Grousing about Congress is as common as yelling at baseball umpires, the five-term incumbent Republican said Thursday. The mounting disapproval rates for Congress — including an Associated Press-GfK poll showing Congress with a 13 percent approval rating last summer — are "richly deserved," McConnell said.

"We basically don't do squat. And there are a lot of problems out there that need to be addressed," he said.

McConnell blamed congressional inaction on Senate Democrats willing to let President Barack Obama impose policies through regulations. McConnell said the Republican-led U.S. House has passed hundreds of bills that arrived in the Senate only to "drop in a black hole."

McConnell's Democratic challenger, Alison Lundergan Grimes, has accused the senator of orchestrating a GOP strategy of gridlock. Grimes campaign spokeswoman Charly Norton referred to him as a "do-nothing DC insider."

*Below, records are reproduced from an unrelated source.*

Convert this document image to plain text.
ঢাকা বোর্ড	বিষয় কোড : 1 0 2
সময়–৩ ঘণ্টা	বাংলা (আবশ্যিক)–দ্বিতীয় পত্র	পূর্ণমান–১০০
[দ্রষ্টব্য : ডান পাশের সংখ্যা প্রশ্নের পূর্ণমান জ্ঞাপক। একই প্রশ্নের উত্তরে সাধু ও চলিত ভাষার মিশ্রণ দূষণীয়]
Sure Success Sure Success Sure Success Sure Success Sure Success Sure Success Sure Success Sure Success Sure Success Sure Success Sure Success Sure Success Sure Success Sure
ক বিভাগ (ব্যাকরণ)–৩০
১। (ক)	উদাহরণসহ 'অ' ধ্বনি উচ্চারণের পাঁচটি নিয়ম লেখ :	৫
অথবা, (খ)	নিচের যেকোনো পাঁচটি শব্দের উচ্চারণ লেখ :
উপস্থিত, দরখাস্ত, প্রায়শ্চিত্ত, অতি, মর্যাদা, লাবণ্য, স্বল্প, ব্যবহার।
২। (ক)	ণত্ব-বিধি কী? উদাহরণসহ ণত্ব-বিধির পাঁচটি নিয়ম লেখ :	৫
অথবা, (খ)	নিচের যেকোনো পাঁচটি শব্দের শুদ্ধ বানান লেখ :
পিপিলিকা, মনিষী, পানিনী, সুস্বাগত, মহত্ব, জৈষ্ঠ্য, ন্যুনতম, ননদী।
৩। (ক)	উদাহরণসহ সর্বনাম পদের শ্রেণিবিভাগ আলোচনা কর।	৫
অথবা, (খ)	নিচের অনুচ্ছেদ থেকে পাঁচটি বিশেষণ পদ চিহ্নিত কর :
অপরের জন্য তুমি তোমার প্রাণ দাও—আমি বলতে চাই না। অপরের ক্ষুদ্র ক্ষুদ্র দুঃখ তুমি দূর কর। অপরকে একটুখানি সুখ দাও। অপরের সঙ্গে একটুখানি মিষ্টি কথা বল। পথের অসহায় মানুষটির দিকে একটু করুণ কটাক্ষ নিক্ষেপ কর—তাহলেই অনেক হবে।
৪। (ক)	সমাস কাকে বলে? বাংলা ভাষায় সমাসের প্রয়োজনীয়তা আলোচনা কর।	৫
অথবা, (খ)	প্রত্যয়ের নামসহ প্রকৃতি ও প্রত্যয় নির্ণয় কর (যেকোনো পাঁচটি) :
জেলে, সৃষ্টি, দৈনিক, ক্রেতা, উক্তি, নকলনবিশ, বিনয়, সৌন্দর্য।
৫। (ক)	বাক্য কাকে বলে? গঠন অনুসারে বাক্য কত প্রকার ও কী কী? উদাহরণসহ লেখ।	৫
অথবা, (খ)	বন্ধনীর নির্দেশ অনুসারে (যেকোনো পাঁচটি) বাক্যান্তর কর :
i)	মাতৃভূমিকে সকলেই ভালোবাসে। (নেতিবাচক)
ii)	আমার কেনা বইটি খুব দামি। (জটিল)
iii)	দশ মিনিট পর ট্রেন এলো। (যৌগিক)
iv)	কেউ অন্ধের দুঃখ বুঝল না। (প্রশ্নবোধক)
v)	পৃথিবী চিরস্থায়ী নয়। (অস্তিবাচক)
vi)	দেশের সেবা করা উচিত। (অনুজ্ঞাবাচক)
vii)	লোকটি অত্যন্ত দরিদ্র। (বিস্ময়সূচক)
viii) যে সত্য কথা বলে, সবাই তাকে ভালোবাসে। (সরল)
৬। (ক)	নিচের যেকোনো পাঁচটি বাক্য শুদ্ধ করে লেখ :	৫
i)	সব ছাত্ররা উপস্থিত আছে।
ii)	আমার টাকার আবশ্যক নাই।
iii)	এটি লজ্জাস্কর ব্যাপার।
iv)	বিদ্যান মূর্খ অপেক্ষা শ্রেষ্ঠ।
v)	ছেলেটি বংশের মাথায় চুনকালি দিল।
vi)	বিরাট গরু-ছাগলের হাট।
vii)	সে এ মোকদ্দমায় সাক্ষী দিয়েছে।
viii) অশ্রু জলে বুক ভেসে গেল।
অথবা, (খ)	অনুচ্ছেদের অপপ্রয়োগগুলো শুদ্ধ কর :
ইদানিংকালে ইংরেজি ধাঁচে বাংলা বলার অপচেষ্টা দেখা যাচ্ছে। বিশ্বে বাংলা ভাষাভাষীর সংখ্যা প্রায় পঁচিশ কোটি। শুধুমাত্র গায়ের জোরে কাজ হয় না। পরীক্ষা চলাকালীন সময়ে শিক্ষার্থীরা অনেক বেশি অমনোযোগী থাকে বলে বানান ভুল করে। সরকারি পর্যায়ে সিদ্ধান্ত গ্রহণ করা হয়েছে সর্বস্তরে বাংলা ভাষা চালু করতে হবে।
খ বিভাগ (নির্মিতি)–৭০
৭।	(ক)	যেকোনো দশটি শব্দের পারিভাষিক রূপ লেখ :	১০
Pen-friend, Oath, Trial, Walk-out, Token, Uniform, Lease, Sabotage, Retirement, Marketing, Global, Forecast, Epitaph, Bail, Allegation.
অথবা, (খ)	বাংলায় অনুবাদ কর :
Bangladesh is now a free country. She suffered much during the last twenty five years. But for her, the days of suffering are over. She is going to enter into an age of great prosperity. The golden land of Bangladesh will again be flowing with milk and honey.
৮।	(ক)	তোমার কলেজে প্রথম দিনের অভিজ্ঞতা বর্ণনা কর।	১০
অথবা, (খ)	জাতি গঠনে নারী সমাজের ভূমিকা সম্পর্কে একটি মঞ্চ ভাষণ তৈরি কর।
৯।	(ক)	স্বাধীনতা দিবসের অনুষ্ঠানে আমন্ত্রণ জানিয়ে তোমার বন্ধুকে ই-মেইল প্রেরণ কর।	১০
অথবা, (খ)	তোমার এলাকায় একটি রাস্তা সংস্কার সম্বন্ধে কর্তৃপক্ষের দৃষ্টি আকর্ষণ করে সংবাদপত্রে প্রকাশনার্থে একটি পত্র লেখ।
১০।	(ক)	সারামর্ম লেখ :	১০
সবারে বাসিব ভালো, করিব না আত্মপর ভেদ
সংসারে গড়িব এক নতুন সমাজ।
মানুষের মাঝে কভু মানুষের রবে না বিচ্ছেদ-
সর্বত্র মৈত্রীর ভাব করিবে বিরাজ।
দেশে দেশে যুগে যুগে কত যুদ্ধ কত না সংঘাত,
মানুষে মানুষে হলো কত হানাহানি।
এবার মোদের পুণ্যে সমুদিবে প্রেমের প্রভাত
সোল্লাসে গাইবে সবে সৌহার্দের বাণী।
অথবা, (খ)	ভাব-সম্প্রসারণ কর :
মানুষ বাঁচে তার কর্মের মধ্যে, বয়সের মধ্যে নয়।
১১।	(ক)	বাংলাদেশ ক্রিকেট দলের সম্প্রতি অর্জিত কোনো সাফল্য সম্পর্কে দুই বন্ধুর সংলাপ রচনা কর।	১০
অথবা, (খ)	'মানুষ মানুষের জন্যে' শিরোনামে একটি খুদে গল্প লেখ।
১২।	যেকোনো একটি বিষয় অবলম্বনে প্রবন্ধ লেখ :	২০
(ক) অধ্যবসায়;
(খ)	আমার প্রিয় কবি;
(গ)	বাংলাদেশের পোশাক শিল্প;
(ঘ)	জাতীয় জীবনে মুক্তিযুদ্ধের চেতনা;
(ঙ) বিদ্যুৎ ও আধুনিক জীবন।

"The self-professed 'Guardian of Gridlock' must think we're all fools to believe that the solution to this mess is re-electing the person that caused it," Norton said.

McConnell and Grimes are locked in a bitter, close race that could help decide which party controls the Senate next year.

Obama has been McConnell's favorite foil on the campaign trail in an attempt to link Grimes with the president, who is unpopular in Kentucky. McConnell said he's willing to work with the Democratic president in the next two years — if Obama is willing to compromise.

"I think what the country would like to see is the president get off this sort of left-wing mission that he's on, come to the political center and let's tackle some of the big problems confronting the country," McConnell said.

Republicans need to score a net gain of six seats in the Nov. 4 election to gain majority status.

If they do so, McConnell would be in line to become Senate majority leader.

McConnell mentioned taxes as a key issue for Congress, saying a high corporate tax rate costs the country jobs. He mentioned free trade and the Keystone XL pipeline as other top issues for Senate Republicans, as well as dismantling the Affordable Care Act.

McConnell didn't mention Grimes until 20 minutes into his speech to the Rotary Club, taking a swipe at the Democratic challenger's call for change.

"She's a new face to vote for the president's agenda, a new face to make Harry Reid the majority leader of the Senate. She's a new face for no change at all," he said.

Norton, Grimes' spokeswoman, said only McConnell "is delusional enough to argue he is the candidate of change in this race."